Ben and I start this clip talking about my trying not to mis-step around trans issues with my story, “Webs,” about sensitivity readers and not hurting people around historical oppressions, but then Ben goes off into what actually happens when readers read your story, which gives me a whole new way to think about this process.
One of the reasons I wanted Ben as a co-host is that he often has a really different angle of view on these issues, a different way of framing them, that I find fascinating and productive.

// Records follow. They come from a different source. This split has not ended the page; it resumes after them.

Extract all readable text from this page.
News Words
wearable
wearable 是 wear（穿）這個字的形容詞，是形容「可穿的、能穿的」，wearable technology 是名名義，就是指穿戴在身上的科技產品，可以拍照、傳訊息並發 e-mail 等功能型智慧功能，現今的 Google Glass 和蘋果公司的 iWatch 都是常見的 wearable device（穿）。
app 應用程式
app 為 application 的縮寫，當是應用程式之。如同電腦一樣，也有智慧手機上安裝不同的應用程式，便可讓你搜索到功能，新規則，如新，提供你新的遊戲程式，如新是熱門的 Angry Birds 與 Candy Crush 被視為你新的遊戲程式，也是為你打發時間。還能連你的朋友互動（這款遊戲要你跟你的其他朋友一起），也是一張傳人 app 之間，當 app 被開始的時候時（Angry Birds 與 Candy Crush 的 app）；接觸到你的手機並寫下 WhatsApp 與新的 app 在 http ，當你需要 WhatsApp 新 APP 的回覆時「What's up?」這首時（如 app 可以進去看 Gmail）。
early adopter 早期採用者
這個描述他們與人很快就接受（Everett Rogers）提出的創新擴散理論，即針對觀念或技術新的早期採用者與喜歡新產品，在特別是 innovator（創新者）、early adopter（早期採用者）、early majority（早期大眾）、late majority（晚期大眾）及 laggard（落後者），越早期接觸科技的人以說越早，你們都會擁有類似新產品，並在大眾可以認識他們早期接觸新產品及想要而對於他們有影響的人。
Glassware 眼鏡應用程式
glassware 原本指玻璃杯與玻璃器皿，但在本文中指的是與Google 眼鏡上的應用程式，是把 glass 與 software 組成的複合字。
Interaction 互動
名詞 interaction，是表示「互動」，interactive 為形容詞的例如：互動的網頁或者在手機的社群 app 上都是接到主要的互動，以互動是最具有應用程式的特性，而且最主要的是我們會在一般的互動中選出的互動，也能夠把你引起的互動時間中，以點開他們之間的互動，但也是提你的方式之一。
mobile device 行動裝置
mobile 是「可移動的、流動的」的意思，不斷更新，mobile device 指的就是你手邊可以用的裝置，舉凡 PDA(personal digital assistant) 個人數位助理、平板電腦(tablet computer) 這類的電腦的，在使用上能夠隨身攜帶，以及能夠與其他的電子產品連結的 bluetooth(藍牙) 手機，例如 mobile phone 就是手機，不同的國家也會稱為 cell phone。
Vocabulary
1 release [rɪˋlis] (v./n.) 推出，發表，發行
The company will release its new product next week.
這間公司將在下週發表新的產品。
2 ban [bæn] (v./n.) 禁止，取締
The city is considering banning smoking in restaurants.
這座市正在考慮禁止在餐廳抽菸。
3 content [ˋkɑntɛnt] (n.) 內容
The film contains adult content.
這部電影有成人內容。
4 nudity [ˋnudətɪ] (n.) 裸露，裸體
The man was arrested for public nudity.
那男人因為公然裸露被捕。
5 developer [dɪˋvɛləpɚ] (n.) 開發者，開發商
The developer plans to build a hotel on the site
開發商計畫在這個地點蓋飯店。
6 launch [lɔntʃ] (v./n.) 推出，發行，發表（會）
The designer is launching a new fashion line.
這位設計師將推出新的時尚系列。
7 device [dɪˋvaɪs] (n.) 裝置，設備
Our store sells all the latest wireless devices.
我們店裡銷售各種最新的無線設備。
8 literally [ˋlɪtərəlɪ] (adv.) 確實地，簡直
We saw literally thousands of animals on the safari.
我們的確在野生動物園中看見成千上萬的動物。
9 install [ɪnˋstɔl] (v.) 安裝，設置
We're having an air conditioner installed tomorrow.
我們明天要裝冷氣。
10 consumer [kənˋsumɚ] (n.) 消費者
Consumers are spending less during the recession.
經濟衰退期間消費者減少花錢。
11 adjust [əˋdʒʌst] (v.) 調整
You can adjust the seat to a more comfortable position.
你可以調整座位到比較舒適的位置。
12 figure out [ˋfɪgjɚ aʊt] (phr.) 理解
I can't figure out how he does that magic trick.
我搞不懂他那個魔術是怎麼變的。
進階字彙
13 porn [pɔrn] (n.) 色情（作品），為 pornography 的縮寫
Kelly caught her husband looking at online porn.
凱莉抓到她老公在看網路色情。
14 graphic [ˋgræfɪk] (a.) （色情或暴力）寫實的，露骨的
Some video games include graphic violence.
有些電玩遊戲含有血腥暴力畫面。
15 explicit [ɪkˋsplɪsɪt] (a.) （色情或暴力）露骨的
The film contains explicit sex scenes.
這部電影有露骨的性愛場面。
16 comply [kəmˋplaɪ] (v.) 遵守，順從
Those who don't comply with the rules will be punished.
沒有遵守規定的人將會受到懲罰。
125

If you liked this and want lots more, you can support our podcast Kickstarter here — “Mohanraj and Rosenbaum Are Humans”:
(Likes / comments / shares very much appreciated for visibility!)
Story is finished and turned in, and since it’s not midnight in California yet, I’m going to claim I made my deadline. Just 11,350 words in the end, so quite a bit shorter than the 15K goal, but that can be addressed in revision. It’s been a while since I did this kind of marathon writing session; nice to know I still have it in me. I even like the story.
And now, to bed. Oh, sweet, sweet bed. Sweet sweet sleep.
Chief nourisher in life’s feast.” – Shakespeare
That dude knew what he was talking about.